Landmark studies are conducted, comparing the anatomy, skeletal structure, mammary gland and blood circulatory system of highly specialized dairy and beef cows. Both types are found to be very similar despite wide variations in external appearance.
The meat-type hog is developed, leading to today's leaner animal. At the same time, a system of producing pork with a minimum of feed and labor is also developed.

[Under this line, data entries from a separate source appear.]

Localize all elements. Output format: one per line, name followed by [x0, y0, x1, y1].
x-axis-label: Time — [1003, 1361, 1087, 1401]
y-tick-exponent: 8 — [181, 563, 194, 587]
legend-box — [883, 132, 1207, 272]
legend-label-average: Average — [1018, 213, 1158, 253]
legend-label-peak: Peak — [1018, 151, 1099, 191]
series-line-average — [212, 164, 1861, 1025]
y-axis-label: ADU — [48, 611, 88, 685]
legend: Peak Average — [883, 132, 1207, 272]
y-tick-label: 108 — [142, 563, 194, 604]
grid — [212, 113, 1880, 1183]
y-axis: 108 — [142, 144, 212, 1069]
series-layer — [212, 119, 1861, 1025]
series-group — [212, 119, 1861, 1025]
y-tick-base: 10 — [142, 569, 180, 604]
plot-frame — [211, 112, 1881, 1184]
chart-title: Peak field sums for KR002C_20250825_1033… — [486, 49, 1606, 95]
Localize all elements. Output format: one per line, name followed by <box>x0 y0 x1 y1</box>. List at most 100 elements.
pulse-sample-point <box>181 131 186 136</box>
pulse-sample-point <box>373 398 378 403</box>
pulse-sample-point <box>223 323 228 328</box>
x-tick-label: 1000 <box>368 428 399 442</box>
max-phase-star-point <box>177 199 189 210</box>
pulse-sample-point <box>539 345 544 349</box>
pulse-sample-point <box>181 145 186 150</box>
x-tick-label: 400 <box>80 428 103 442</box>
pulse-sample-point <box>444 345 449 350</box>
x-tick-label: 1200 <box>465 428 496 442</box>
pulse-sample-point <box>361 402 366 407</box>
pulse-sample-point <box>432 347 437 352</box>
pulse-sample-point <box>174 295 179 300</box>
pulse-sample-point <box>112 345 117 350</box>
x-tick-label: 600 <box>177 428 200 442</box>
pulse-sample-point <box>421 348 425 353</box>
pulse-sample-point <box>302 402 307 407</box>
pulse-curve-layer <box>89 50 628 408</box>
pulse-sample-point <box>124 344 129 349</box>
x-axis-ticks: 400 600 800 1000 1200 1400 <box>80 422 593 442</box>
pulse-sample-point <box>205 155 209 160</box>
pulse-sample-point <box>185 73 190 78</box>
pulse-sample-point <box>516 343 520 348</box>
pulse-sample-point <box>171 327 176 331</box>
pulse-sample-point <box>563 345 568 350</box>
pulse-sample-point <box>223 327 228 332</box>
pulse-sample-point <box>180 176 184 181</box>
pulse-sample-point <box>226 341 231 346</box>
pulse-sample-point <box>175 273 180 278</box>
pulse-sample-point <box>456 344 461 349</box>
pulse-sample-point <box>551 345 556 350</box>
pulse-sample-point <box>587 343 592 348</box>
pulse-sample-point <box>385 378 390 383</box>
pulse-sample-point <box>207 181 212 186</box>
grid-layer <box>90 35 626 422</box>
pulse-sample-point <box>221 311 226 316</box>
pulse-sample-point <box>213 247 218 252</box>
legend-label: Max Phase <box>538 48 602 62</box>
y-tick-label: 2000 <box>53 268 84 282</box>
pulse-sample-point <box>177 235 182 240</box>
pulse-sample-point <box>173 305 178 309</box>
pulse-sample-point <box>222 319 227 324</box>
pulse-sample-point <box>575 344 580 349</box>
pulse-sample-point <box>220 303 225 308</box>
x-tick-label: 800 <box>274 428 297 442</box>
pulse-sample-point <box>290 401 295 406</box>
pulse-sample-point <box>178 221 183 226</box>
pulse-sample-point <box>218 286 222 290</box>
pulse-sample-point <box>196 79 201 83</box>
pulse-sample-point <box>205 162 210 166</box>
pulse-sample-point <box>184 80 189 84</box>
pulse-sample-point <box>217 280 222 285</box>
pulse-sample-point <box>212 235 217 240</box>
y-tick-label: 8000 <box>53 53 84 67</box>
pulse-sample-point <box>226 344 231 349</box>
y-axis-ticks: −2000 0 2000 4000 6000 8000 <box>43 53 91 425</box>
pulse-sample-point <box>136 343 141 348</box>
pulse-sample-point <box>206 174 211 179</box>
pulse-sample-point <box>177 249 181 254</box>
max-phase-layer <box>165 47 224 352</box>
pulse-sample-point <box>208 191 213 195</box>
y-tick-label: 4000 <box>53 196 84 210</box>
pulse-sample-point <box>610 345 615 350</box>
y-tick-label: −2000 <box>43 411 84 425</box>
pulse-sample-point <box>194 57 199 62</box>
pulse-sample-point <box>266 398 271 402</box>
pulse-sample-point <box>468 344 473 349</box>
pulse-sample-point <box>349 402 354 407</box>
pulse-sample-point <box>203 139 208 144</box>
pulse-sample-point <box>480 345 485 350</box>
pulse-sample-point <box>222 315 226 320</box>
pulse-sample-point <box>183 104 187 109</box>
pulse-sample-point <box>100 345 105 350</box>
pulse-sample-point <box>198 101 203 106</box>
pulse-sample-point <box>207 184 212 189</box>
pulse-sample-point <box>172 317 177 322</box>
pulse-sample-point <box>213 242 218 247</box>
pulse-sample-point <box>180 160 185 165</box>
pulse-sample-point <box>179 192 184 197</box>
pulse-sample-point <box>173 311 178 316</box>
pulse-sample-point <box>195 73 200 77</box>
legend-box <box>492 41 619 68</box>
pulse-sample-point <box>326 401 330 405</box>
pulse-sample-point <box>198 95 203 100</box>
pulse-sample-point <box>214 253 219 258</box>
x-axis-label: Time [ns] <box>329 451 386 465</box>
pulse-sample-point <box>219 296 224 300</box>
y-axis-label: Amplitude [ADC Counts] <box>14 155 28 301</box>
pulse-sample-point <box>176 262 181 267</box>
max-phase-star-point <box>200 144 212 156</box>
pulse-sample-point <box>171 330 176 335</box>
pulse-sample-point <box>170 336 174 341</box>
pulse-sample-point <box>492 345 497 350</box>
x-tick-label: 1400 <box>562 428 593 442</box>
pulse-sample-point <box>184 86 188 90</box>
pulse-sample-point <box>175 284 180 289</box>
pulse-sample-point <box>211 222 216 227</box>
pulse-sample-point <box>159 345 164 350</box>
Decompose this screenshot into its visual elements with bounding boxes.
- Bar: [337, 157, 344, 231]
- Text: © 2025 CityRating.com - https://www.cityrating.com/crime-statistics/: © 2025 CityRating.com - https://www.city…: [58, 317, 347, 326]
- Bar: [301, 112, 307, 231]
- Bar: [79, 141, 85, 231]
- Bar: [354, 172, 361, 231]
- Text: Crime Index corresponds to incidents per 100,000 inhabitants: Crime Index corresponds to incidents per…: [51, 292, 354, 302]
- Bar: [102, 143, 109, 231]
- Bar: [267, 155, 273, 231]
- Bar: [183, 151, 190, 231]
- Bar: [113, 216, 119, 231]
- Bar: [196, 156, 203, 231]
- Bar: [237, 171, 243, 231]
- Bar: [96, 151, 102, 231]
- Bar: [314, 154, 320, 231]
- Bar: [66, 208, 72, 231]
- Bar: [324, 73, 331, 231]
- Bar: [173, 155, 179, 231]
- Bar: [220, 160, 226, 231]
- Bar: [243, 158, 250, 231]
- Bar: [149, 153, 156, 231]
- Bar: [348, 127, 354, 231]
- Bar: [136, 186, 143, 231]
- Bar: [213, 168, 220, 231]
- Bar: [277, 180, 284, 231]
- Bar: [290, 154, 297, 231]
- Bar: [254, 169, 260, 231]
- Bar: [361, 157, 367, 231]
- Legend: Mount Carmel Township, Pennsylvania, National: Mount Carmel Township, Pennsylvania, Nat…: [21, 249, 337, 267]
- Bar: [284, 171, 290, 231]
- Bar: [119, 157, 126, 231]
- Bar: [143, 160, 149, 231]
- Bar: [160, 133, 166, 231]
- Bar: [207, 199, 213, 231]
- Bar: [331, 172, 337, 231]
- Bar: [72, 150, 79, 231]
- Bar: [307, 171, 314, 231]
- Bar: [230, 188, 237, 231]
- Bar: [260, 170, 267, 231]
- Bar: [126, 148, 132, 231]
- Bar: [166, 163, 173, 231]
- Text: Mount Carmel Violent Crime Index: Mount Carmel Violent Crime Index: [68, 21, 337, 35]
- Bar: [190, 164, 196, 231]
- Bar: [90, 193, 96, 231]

High-laying strains of Rhode Island Red and Single-Comb White Leghorn chickens, which lay especially large and well shaped eggs, are developed. Researchers also determine the precise amount of feed needed to produce one dozen eggs, giving farmers better control of production costs.
The Bureau of Home Economics is established in 1923 under the Division of Food and Nutrition. Various surveys are conducted to compare rural and urban living.
Additional land is acquired around the Walnut Grange plantation for dairy and animal husbandry research. By 1926, the original 475 acres is expanded to 1662 acres. By 1929, animal husbandry included 60 permanent buildings (offices, laboratories, residences, barns, storage buildings, garages, a mill, and work shops) and 160 small animal and poultry houses.
`Mary Wallace', the first shrub rose that is also multi-disease resistant, is released. This rose is named after the daughter of the Secretary of Agriculture, Henry Wallace In 1928, this rose is voted the most popular rose in the US.